NASA Chief Scientist Dr. James Green spoke on the Inspire Stage in Centennial Central on The Future of Lunar and Mars Exploration. Even though I don’t teach planetary science, I do go over the formation of the Earth in my Earth science courses, and my students always have questions about space and space exploration, so I thought I could learn a few things about the current and future plans NASA has in store.
The talk was fascinating and held my attention the entire hour. Hearing the latest on the formation of the Moon, and that NASA plans to colonize the Moon before even attempting Mars, was so relevant and something I will definitely be sharing with students.
Fortunately, AGU has recorded many of the Union sessions and made them available in YouTube. I encourage you to view Dr. Green’s talk and to be inspired by NASA’s future plans for the Moon, Mars, and for the first man and woman team to head to the Moon.
If you do not have time to view the talk, here is Dr.

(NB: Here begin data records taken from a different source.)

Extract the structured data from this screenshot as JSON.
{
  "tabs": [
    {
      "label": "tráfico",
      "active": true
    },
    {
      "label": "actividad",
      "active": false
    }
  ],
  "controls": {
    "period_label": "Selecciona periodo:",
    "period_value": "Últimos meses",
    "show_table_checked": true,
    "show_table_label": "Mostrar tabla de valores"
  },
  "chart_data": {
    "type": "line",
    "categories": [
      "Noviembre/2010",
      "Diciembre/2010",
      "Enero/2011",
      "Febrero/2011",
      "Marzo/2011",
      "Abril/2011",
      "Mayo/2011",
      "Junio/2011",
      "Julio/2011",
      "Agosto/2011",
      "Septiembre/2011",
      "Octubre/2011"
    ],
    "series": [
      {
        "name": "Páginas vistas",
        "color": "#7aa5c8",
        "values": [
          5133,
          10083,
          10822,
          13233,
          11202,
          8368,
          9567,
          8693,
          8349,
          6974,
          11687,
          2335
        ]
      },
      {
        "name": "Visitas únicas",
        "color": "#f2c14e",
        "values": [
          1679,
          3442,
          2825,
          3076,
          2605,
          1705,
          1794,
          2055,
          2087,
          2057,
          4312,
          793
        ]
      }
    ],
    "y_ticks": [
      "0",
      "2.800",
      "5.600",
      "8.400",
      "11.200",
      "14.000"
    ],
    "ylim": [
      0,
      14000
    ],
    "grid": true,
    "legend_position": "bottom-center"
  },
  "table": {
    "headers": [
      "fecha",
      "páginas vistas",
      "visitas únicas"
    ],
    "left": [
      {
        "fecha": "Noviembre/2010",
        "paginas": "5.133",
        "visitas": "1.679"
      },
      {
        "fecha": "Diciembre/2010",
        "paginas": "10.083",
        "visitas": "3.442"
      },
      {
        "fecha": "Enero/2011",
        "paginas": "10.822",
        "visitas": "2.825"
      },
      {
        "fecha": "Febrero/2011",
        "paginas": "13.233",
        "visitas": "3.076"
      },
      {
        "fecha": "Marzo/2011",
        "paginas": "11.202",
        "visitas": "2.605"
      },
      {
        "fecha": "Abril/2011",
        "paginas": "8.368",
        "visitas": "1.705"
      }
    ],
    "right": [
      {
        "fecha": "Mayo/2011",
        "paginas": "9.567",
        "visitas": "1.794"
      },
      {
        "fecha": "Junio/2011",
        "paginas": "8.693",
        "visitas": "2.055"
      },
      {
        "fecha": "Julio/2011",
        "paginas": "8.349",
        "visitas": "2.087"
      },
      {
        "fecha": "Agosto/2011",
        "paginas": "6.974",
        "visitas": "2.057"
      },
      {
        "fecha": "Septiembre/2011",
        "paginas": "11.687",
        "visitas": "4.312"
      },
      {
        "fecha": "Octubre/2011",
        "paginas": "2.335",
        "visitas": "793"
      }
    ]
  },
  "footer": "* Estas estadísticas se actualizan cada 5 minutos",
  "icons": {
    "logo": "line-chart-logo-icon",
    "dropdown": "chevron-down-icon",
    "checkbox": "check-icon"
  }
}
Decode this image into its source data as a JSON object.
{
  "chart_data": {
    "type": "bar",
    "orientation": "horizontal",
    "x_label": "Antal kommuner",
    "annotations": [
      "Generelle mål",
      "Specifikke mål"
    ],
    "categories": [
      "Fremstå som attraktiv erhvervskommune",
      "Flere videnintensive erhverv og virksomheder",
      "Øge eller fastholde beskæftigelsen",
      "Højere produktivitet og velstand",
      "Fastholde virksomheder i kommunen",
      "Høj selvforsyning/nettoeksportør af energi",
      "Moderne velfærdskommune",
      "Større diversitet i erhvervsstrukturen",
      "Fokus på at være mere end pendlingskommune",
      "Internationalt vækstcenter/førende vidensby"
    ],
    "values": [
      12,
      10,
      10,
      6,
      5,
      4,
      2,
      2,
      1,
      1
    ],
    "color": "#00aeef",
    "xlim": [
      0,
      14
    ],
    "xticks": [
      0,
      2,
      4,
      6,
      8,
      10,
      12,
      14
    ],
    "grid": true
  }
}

Green’s abstract:
Based on analysis of the Apollo lunar samples, scientists believe that the Moon was formed out of a collision between the Earth with a Mars sized planet named Theia at a very early stage of the development of the solar system. From then on, the Earth and the Moon’s evolution have been intertwined. The Moon has kept the Earth’s rotational axis pointing in the same direction providing a significant level of stability for the Earth’s climate. Today, the Moon holds many fascinating mysteries for scientists to explore. Scientifically there has been a number of stunning advances in lunar science and a realization that going back to the Moon will provide scientists with the opportunity to accomplish transformational science in understanding the origin and evolution of our solar system. NASA’s future plan is to go to the Moon to stay and then onto Mars.
Sessions like this, where one doesn’t have to be a space scientist at an Earth and space conference to understand, are an excellent example of science communication at its best. I look forward to sharing this video with my non-STEM students and colleagues, to answer their questions and further discussion about NASA’s future explorations of the Moon and Mars.